All of this, I hope, tells you that tremendous progress has been made in drug abuse science. We have learned a tremendous amount, but what I have told you is only part of the answers. The truth is that we do not have all the answers, and part of what we need from you today are the questions. We have brought people together not just to hear about drug abuse science but to talk about drug abuse science. We have to find out what people on the front line need to know to improve their programs and to make their efforts more effective. We have the power of science that we can bring to bear on improving prevention programs.
We need ways to move from the generalizations that I have been giving you to specifics. You will all receive a copy of a draft booklet that we are preparing. We hope it will educate you a little, but we want get your reactions to it as well. We are shaping a publication that we hope will reflect the outcomes of drug abuse prevention science and will provide some guiding principles and ways to implement those principles. It is stamped "draft" for a reason. We want you to tell us what in this document works and what does not work for you so that we can fix it*. We have done it before, and we will do it again. We need to move from generalities to specifics. We need to find the best ways to put prevention science to work in our communities.

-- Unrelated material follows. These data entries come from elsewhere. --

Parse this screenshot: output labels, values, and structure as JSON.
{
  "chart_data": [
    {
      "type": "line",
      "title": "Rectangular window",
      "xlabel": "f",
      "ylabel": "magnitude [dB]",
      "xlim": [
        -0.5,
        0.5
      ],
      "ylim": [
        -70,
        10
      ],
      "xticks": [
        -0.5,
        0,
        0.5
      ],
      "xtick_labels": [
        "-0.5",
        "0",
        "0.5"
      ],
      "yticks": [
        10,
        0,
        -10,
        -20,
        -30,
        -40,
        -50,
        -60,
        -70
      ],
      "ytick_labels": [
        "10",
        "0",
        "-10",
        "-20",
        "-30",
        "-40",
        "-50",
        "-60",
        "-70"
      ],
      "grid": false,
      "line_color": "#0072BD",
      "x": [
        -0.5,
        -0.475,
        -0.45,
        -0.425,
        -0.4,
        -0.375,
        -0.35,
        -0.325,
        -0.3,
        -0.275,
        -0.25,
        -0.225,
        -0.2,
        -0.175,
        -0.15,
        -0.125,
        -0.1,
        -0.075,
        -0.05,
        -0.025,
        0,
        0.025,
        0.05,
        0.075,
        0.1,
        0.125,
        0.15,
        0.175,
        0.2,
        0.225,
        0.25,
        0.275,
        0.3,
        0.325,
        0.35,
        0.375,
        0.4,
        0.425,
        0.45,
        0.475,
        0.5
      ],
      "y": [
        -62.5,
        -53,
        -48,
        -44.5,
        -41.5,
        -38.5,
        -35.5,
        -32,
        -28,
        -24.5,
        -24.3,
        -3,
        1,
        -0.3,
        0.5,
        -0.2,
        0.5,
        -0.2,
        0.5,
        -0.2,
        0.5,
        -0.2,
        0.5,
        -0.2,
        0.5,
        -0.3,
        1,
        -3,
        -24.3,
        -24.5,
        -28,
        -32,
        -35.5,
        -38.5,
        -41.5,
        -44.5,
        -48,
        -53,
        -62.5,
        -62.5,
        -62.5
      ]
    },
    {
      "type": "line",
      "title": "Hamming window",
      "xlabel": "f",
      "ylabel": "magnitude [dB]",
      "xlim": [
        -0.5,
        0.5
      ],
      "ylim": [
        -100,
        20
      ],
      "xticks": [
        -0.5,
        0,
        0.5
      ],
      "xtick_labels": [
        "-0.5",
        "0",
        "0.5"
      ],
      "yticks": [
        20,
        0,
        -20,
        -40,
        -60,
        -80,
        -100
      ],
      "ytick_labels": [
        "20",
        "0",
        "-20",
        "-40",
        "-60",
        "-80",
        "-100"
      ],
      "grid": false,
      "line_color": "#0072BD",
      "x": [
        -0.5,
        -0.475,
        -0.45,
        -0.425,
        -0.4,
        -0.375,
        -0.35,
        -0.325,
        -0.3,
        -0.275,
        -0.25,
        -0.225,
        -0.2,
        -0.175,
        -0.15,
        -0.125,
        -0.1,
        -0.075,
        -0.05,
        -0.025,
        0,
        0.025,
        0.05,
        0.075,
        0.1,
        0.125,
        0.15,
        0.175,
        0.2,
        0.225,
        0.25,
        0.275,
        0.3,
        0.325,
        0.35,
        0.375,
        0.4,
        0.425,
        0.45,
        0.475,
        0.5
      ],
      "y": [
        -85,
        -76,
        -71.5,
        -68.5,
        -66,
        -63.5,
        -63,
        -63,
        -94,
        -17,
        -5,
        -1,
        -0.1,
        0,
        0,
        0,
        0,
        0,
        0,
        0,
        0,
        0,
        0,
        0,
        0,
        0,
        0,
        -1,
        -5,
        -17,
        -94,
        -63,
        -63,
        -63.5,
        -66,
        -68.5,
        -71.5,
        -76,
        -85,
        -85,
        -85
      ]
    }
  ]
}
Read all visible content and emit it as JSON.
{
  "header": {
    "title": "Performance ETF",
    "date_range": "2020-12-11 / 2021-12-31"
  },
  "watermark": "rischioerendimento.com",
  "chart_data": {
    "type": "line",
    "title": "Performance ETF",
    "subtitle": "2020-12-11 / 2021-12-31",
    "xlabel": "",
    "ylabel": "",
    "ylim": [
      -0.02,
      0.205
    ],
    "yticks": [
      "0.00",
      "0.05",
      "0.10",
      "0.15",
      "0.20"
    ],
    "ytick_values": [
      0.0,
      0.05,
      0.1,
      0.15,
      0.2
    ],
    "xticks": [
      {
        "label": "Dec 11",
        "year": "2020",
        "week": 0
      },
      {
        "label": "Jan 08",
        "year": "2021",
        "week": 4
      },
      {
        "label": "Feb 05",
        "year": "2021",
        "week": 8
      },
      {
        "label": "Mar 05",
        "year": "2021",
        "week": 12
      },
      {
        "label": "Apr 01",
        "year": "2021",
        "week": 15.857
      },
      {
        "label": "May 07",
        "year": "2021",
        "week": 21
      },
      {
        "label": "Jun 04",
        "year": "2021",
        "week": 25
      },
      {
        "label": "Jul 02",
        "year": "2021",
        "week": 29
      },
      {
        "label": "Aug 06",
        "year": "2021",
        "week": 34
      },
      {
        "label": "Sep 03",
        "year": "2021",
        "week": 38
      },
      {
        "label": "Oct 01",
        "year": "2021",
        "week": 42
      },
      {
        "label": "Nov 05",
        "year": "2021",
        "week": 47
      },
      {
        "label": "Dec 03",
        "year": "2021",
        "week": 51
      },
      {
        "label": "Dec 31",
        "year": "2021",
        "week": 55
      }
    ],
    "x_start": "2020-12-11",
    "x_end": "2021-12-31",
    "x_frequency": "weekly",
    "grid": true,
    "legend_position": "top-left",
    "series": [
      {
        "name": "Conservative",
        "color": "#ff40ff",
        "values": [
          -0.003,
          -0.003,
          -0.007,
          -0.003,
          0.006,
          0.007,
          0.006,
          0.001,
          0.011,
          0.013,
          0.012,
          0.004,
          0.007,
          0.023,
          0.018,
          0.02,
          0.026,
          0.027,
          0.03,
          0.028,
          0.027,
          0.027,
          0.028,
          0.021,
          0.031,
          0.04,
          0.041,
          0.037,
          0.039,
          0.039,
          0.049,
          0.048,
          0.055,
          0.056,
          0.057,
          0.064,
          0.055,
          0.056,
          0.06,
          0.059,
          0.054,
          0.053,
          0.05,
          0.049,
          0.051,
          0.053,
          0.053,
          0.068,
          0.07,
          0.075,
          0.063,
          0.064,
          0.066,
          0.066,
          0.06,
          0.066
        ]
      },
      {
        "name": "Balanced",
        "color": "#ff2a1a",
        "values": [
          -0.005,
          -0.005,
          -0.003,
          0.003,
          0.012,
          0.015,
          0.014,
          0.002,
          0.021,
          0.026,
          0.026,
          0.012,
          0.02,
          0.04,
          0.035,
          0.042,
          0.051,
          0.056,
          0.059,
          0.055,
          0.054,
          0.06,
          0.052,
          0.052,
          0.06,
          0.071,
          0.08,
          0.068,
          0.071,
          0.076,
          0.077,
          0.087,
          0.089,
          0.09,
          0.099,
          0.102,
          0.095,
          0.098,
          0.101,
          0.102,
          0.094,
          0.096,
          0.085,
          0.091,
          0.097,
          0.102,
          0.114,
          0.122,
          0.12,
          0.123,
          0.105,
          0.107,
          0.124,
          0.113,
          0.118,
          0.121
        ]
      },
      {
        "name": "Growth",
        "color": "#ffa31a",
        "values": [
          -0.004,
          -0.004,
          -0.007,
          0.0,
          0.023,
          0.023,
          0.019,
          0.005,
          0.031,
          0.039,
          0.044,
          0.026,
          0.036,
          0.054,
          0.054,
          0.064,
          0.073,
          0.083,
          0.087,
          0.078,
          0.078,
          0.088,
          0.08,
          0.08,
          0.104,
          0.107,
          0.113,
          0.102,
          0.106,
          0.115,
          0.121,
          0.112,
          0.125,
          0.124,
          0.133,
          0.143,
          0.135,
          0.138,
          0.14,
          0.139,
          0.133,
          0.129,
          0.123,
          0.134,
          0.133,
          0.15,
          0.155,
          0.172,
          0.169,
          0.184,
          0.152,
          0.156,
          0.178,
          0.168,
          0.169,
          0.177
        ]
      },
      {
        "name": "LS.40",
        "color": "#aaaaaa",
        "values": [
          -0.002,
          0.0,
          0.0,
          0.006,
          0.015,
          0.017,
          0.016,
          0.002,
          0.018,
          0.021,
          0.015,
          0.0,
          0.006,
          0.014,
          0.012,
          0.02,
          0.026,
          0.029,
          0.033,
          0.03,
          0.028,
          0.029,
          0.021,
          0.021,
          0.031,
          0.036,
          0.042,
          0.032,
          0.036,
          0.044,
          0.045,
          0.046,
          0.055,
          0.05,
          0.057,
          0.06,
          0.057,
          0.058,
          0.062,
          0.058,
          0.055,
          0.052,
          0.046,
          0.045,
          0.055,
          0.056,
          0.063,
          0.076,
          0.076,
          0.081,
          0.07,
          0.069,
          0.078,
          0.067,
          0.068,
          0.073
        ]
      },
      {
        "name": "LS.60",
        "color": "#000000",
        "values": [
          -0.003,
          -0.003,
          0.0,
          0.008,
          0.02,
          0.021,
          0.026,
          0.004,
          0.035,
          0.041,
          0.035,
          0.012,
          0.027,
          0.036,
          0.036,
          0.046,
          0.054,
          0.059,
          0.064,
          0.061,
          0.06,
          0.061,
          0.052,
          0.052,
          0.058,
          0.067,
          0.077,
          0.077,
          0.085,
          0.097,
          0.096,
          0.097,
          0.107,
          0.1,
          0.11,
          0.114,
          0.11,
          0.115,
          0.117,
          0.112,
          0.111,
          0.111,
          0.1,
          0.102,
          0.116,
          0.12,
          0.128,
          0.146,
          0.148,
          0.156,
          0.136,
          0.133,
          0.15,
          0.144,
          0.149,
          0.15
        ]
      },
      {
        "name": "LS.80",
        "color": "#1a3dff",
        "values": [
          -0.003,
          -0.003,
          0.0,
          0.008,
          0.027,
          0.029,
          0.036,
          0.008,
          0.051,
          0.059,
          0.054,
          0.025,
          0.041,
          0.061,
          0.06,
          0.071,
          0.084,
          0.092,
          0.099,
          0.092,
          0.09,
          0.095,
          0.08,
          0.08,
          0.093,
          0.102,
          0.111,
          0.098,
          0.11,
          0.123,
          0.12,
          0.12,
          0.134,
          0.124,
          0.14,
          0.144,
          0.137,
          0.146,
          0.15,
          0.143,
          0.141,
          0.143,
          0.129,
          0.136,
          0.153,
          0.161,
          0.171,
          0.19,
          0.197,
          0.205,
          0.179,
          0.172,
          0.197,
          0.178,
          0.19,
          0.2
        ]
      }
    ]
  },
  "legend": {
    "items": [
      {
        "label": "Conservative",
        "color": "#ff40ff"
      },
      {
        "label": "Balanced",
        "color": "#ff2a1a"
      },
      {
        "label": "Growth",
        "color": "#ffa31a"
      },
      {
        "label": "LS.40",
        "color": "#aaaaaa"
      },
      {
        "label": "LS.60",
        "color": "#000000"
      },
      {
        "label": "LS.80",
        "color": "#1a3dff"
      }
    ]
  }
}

I agree with General McCaffrey. We can get a handle on this country's drug abuse and addiction problem. I see it as the most complex problem facing our society, and I believe that we need to develop complex strategies that acknowledge these problems. To do so, as General McCaffrey said, science has to replace ideology as the foundation for what we do. We have to acknowledge that the science exists. We have to pay attention to it, and we may have to change the way we do some things because this is an interactive process.
Science learns in many ways, and the informing of science involves a two-way communication process. Scientists learn from people's experiences. We certainly learn the nature of the questions to be answered from people's experiences, and we have to base our research agenda on your experiences.
We challenge you to give us the guidance of your experience, not in generalities but in specifics. Please use some of the time that we have today to work together to help us set our research agenda.
To get a handle on this problem, we are going to have to work together: the scientific community, prevention community, public community, and society at large. All of us in American society have to have a common commitment to preventing drug abuse, and we have to do it in systematic rather than ideological ways. I hope that this conference provides the kind of forum where that can be accomplished. If it does not, you need to tell us that it does not. We have brought together a very diverse group of scientists, practitioners, and the lay community, and I hope that this conference becomes, in fact, a forum for communication.
*The draft booklet has since been modified, published, and disseminated as Preventing Drug Use Among Children and Adolescents: A Research-Based Guide, NIH Publication No. 97-4212, March 1997.